The U.S. has only made two new investment treaties in Africa over the past two decades, with countries that account for 7 percent of regional GDP. That is not only less than China (15), it’s even less than South Korea, Belgium, Italy, and Canada.
Instead, the U.S. relies largely on its Africa Growth and Opportunity Act (AGOA), a broad policy mechanism that provides incentives for trade for countries that meet certain provisions relating to democracy and rule of law.
To be sure in its heyday, the AGOA helped boost the then-nascent apparel industry in Southern Africa. Trade from South Africa takes place across a diverse array of industries (in contrast to the experience of many other countries under the AGOA), however, exports from most of the other African countries atop the list of U.S. trade partners are focused on primary production.

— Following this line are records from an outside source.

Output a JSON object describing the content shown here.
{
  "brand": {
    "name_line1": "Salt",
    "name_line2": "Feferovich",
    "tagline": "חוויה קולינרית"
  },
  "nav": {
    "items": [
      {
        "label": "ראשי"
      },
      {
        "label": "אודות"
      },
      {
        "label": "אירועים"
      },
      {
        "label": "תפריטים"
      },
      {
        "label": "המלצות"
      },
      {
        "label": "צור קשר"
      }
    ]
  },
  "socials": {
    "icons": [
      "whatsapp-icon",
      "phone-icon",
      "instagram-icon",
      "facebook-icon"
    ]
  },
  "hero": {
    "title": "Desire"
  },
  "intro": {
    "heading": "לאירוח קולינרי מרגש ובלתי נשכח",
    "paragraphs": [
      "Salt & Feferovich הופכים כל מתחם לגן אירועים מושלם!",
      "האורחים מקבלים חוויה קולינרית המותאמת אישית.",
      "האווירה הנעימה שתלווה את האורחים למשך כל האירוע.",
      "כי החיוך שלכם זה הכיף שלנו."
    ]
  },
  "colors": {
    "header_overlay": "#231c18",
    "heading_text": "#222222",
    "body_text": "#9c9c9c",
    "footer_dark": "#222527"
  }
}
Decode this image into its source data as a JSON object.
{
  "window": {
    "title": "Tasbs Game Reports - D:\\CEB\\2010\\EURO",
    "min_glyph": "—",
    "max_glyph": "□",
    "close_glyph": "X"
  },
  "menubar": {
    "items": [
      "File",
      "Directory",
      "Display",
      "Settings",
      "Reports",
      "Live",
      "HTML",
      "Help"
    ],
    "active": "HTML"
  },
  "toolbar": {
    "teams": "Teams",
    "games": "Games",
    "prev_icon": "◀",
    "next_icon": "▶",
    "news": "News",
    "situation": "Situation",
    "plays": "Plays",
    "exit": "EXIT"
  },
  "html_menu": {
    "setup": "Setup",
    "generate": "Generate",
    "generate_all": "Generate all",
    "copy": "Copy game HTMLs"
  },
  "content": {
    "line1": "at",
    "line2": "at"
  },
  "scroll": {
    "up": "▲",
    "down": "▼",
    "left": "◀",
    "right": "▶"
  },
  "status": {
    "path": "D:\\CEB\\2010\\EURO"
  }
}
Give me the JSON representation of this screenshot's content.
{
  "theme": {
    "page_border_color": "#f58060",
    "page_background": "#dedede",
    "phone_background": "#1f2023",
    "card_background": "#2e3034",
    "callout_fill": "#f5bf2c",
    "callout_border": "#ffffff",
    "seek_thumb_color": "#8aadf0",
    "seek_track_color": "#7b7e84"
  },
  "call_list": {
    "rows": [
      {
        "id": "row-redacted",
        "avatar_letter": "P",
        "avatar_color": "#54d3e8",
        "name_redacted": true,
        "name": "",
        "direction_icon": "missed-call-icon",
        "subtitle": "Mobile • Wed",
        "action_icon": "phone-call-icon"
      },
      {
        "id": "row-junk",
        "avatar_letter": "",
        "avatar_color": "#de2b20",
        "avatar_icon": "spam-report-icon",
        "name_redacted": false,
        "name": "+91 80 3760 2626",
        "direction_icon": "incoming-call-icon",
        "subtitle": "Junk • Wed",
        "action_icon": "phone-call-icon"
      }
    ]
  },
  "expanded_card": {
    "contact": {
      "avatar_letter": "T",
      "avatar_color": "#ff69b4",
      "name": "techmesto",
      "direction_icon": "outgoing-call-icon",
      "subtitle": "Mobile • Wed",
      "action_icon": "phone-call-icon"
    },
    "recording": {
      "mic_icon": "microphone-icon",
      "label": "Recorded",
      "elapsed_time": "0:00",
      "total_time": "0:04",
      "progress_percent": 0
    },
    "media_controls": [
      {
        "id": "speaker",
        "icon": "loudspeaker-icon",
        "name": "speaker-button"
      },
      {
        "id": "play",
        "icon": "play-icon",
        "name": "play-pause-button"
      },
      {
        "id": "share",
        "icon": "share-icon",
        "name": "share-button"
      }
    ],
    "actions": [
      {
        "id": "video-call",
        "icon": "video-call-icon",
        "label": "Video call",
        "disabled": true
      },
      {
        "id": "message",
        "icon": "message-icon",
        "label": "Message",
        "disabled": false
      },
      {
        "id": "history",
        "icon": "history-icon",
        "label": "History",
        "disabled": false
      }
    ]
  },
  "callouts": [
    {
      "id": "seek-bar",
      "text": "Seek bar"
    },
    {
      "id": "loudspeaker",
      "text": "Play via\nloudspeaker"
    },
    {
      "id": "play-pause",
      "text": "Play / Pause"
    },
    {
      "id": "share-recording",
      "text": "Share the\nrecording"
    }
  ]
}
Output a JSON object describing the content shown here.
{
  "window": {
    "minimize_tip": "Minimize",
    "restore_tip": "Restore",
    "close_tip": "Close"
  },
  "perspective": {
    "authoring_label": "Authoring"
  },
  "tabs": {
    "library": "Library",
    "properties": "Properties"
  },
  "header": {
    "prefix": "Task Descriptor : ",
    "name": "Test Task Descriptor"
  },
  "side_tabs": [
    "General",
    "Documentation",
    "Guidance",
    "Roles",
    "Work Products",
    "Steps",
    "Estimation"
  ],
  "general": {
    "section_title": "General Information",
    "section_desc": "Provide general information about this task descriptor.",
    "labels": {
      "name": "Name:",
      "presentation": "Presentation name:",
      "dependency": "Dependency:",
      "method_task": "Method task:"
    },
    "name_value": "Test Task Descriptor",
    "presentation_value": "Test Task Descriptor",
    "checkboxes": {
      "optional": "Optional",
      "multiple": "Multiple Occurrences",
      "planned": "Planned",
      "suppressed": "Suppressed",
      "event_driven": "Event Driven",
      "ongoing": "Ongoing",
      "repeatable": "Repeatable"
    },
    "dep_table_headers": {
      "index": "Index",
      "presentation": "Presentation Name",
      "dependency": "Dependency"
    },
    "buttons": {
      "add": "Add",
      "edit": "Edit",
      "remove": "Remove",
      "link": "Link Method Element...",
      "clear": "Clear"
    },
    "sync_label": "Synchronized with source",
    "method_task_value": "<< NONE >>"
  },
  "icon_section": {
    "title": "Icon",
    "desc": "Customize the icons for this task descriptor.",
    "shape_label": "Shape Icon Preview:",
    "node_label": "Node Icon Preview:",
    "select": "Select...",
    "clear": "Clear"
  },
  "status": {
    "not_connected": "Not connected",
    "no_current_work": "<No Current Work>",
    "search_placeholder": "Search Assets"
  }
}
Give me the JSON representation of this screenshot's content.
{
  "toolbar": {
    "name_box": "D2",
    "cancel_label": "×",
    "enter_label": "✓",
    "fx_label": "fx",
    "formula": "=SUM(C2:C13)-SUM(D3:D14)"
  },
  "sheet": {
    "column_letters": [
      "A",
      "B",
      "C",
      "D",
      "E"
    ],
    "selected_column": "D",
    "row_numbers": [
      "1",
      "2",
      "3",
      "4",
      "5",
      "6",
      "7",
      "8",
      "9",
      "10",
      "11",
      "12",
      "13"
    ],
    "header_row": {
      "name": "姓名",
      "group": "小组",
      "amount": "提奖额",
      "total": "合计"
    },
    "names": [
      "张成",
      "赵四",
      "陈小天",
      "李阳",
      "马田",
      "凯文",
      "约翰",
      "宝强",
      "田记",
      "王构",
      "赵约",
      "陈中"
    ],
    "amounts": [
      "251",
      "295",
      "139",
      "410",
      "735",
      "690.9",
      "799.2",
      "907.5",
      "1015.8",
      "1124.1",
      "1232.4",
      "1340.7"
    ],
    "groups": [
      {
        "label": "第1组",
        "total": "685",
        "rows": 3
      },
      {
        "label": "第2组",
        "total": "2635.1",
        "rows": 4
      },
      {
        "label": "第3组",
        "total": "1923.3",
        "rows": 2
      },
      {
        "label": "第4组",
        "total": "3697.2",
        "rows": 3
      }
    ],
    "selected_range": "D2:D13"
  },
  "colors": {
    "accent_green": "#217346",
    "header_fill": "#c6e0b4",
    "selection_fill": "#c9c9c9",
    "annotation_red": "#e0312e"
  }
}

The problem is the AGOA is an antiquated measure with overly burdensome restrictions, which has relatively underperformed expectations and is set to expire in 2025. It has not allowed for enough African involvement in setting the terms. The baby should not be thrown out with the bathwater, but the bathwater should be changed.
The upcoming reauthorization of the AGOA is just the chance to fix the program’s flaws. But the Biden administration needs to act fast.
Its perilous grip on the Senate, where Vice President Harris is effectively the 51st vote, may not last beyond the midterm elections in 2022 when some Democrats face tough reelection fights. Would a Republican-led Senate be willing to work with President Biden on reauthorization and reforms of the AGOA? Bipartisanship has been rare in recent years.
A rejuvenated AGOA is only one part of the solution, however. More effective would be a focus on bilateral trade relationships and enhancements of specific existing trade promotion programs.
Let’s start with the bilateral deals. The only African country with which the United States currently holds an FTA is Morocco. The Trump administration was in fact making progress in negotiating an FTA with Kenya, before talks stopped ahead of the 2020 election.
The Biden administration should frankly, pick up where the previous administration left off.
Johnson Weru, Kenya’s Principal Secretary for Trade and Enterprise Development, welcomed the confirmation of U.S. Trade Representative Katherine Tai in mid-March as a chance to get back to the table.
To enhance existing trade programs, the Biden administration could also begin with Trump’s ‘Prosper Africa’ initiative, one which leverages the services and resources of approximately 17 U.S. Government agencies to generate a steady pipeline of deal opportunities.
In short and in its ambition, it is a solid program, but it could use more funding and financing help for its initiatives. Both moves would also create goodwill with Senate Republicans to help advance Biden’s AGOA agenda.
Through USAID and other agencies, Trade Capacity Building (TCB) funding must also be increased. TCB should be targeted towards projects where it can get the most bang for its buck.
According to a report by the Center for Global Development, many projects receiving TCB “…do not have a readily apparent trade-related component.” The effect of such misalignment also serves to artificially increase the reported amount of TCB that the U.S. spends, sending misleading signals to Congress and to the American public, today keen to embrace a return to American diplomacy on the global stage, however not at overwhelming cost.
The establishment of a centralized policy body could help make more efficient TCB determinations, and USAID could accordingly work with regional communities, like the East African Community and the Southern African Development Community, to help broker funding to groups that are pursuing integrated policies that work together. The U.S. International Development Finance Corporation (DFC), founded in December 2019, could further serve as an American counter to China’s Belt and Road Initiative.
As the world begins to return to normalcy and vaccination efforts get into gear, a global economic rebound is in sight. The time is now to fix America’s trade relations with Africa and begin to tap the rich opportunity we present.